Development of Predictive Models for Disinfection by-products and Filtration Technology Assessment in Small Community Water Supply Systems
In the province of Newfoundland and Labrador, chlorine is the most commonly used form of disinfection. Out of 536 public water supply systems, 459 utilities use chlorine. Chlorine is considered to be the most effective disinfectant to kill microorganisms in drinking water, but in the presence of natural organic matters (NOMs), residual chlorine reacts with NOMs and forms disinfection by-products (DBPS) in the water supply system, some of which are harmful to health and have shown to be carcinogenic in animal studies. There are hundreds of different types of known DBPs associated with different forms of disinfection and it is difficult to monitor all of them. The recent focus has been on two groups of DBPs: trihalomethanes (THMs) and haloacetic acids (HAAs), since these two groups have been identified as the largest class of DBPs detected in chlorinated drinking water.

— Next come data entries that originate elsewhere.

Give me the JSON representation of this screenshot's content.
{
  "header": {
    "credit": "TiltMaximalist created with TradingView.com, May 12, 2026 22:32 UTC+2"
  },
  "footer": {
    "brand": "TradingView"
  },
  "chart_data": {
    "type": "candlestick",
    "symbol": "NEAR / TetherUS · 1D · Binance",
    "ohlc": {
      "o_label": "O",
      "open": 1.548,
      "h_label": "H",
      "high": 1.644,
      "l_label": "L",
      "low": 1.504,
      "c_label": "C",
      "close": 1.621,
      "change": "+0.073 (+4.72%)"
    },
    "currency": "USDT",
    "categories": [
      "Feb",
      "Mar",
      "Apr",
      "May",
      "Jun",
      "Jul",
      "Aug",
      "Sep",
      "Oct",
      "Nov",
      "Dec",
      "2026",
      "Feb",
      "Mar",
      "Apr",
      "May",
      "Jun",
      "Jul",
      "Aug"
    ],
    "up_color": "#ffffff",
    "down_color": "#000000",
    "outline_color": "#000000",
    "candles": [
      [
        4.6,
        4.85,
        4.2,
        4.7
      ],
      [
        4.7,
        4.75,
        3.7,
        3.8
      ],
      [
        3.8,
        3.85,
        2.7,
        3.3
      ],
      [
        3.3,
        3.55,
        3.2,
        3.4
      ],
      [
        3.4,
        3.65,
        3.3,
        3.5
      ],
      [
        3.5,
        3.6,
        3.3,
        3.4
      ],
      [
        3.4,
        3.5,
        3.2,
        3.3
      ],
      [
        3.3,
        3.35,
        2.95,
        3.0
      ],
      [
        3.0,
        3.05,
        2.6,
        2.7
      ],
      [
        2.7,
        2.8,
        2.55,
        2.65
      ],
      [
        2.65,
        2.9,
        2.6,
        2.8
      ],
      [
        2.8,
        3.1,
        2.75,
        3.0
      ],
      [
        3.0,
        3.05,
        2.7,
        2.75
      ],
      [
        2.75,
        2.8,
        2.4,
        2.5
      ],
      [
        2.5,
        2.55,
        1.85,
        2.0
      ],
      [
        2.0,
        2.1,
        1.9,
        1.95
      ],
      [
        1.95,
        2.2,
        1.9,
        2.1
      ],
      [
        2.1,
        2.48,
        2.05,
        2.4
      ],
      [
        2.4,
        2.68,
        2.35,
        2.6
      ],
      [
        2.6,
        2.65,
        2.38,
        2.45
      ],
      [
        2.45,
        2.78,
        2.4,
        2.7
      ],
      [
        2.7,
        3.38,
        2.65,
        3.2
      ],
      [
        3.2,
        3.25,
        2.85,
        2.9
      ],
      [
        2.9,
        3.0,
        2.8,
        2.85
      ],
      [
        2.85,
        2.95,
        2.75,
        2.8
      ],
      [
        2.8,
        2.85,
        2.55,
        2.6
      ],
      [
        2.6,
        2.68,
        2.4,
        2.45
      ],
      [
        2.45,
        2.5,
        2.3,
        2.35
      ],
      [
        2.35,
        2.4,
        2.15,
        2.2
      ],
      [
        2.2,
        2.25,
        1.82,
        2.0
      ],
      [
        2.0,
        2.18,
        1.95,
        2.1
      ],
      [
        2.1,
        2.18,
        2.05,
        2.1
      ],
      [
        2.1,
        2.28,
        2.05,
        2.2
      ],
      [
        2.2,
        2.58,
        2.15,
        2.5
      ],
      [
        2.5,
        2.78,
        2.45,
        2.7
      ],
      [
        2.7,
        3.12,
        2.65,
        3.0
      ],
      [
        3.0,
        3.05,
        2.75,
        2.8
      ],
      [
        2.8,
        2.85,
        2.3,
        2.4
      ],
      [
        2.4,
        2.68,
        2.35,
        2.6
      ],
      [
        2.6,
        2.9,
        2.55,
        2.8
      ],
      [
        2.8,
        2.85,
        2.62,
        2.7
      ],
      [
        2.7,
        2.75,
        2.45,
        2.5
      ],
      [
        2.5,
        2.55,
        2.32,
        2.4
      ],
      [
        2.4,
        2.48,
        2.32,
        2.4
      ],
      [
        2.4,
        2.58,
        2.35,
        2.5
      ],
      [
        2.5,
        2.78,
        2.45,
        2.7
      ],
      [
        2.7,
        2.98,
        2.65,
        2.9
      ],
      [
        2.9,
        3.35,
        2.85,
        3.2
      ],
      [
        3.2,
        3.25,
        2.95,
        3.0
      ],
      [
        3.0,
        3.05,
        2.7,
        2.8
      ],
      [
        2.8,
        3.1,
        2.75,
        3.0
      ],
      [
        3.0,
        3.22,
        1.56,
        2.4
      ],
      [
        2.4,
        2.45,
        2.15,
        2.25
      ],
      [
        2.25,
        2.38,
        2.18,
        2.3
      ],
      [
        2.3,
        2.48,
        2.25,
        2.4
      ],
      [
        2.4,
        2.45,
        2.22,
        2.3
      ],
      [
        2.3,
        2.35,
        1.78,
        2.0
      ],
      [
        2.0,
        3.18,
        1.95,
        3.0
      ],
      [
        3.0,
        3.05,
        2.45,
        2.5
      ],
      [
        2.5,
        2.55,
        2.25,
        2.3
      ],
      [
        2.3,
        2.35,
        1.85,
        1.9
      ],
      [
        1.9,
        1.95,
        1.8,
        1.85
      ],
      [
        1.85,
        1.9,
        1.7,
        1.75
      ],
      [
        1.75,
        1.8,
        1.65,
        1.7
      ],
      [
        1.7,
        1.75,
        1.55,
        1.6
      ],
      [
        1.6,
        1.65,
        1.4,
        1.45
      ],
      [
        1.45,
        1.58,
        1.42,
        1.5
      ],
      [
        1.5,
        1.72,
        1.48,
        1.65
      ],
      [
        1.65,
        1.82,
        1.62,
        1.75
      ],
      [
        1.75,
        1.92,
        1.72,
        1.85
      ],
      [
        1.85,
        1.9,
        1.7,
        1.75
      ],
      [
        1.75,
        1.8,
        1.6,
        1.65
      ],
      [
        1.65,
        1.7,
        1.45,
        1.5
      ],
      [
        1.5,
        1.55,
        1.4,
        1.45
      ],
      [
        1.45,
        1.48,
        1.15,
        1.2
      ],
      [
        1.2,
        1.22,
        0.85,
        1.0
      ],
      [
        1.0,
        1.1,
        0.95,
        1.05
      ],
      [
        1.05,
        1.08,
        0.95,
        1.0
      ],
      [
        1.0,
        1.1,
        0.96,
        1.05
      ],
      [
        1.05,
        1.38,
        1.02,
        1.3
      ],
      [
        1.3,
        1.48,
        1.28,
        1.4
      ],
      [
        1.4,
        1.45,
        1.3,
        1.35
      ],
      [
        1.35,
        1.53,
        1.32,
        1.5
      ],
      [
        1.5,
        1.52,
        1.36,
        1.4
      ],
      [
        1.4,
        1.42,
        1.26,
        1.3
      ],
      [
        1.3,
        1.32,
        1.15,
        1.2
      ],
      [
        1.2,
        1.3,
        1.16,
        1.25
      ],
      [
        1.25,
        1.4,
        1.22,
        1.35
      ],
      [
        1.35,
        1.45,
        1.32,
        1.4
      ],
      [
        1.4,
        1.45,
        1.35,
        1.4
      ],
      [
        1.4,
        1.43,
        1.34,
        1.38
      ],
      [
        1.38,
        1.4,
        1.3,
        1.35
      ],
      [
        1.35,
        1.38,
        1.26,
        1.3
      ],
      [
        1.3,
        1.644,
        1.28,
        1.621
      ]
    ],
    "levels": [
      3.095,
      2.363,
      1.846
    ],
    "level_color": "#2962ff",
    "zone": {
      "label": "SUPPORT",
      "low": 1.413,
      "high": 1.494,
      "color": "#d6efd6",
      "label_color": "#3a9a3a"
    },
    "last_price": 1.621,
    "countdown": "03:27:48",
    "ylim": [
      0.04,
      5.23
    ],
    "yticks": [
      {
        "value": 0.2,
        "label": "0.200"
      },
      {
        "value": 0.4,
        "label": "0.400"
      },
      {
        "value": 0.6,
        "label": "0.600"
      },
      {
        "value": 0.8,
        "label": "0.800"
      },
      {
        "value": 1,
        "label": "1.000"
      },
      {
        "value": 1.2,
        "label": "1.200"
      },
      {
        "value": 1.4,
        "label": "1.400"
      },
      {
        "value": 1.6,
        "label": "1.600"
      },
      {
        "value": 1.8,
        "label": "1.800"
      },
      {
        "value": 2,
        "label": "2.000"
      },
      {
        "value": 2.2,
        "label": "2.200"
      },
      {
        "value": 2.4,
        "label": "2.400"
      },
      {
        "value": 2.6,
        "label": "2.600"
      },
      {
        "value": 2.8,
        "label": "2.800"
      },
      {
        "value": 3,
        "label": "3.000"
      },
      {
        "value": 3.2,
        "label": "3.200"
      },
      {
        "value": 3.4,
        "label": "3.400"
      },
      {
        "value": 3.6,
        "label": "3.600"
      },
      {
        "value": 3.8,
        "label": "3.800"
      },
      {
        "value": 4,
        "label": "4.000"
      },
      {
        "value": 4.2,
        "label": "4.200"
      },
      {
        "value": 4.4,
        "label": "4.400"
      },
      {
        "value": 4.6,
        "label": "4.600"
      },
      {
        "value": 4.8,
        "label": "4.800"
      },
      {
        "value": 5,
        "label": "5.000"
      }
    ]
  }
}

The main objective of this study was to conduct an in-depth investigation on the formation of DBPs in the drinking water supply systems in small communities near St. Johns, NL. This was accomplished by taking water samples from the intake and from different points in the water supply system after chlorination (e.g., storage tanks, main transmission lines and residential taps). For this, the communities of Torbay and Pouch Cove were selected following a detailed investigation. The detailed analysis on the level of THMs and HAAs was conducted for these two communities with and without filtration. The levels of DBPs in these communities were found to be much higher than the Canadian guidelines.
Another objective of this study was to design a cost-effective filtration system to reduce THMs and HAAs in the drinking water systems. To reduce the concentration of THMs and HAAs, a series of experiments were conducted on tap water from Pouch Cove using an inexpensive absorbent. The results show more than 95% removal of THMs and a 35% of HAAs in the Pouch Cove drinking water using activated carbon. The preliminary analysis shows a great potential to develop an affordable filtration technology for small communities in the province.